Frigyes Karinthy : "Vous écrivez comme ça "

   lire le texte en hongrois

  écouter le texte en hongrois

 

 

Emile Zola, le rÉaliste[1] [2]

                                                                                                                                                                                          

Colza

 

Roman

 

Zola P. Zola Zempléni Zola caricaure

 

 

Gervaise rentra chez elle à six heures moins le quart par la rue de Puante.

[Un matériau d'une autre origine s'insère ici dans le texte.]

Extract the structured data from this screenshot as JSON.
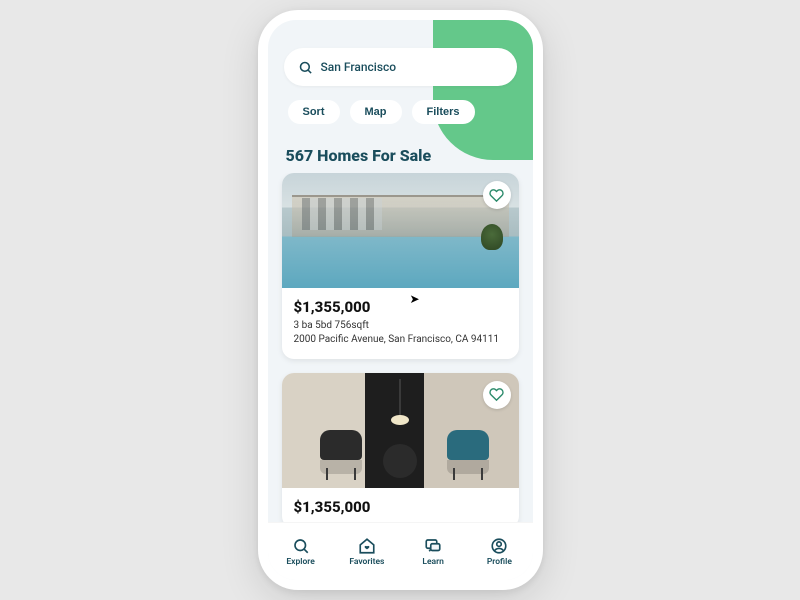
{
  "colors": {
    "accent": "#64c88a",
    "ink": "#1a4d5c"
  },
  "search": {
    "query": "San Francisco"
  },
  "chips": {
    "sort": "Sort",
    "map": "Map",
    "filters": "Filters"
  },
  "results_heading": "567 Homes For Sale",
  "listings": [
    {
      "price": "$1,355,000",
      "specs": "3 ba 5bd 756sqft",
      "address": "2000 Pacific Avenue, San Francisco, CA 94111"
    },
    {
      "price": "$1,355,000",
      "specs": "",
      "address": ""
    }
  ],
  "nav": {
    "explore": "Explore",
    "favorites": "Favorites",
    "learn": "Learn",
    "profile": "Profile"
  }
}
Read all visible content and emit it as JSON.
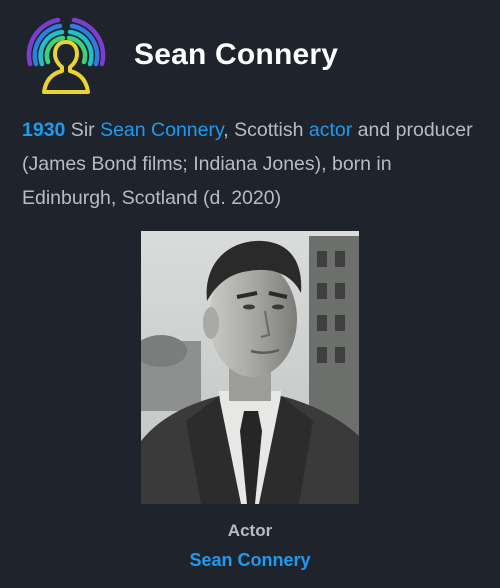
{
  "header": {
    "title": "Sean Connery",
    "logo_icon": "person-radio-waves-icon"
  },
  "description": {
    "year": "1930",
    "prefix": " Sir ",
    "name_link": "Sean Connery",
    "middle": ", Scottish ",
    "role_link": "actor",
    "suffix": " and producer (James Bond films; Indiana Jones), born in Edinburgh, Scotland (d. 2020)"
  },
  "photo": {
    "icon": "portrait-photo"
  },
  "caption": {
    "label": "Actor",
    "name": "Sean Connery"
  },
  "colors": {
    "background": "#1f242c",
    "accent": "#1e9af0",
    "text": "#b6bcc5",
    "title": "#ffffff"
  }
}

L'après-midi elle était allée au marché aux bestiaux et le bas de sa jupe en était encore tout imprégné d'une pénétrante odeur de jus de sang, sur son coude un déchet de viande d'un rouge brunâtre était resté accroché à un poil d'un demi centimètre et s'y balançait en cadence.

La tête en avant Gervaise entra dans le cabinet et elle mit les clefs à leur place.

Sa mère, la fille de Rougon le Noir, était poissonnière à Plaussans, elle avait douze ans lorsqu'un matin maussade le clerc de notaire du village l'avait culbutée sur un sac. Ensuite elle était partie à Mourmelon où son ventre s'était arrondi. Son frère, Claudius, le troisième fils de la seconde famille de Mourmelon, le futur peintre, habitait à l'époque à Anvers, rue de Foutoche, une nuit une très vive douleur à l'estomac le réveilla, mais elle finit par passer. Leur tante, Fouan la Boiteuse, souffrait également de l'estomac. Plus tard elle retourna à Plaussans. C'est là que naquit Gervaise.

Elle s'assit tranquillement, elle avait vérifié les robinets, poussé les portes puis balayé lentement. Le Paris nocturne se réveillait à présent et du côté de l'office public des usines à gaz un crépuscule d'un brun rougeâtre se répandait insidieusement. De l'épicerie d'en face parvenait une odeur de sulfate, en haut une enseigne jaunie et élimée arborait le nom du propriétaire en lettres rondes peintes en bleu, de la gauche vers la droite, l'une derrière l'autre.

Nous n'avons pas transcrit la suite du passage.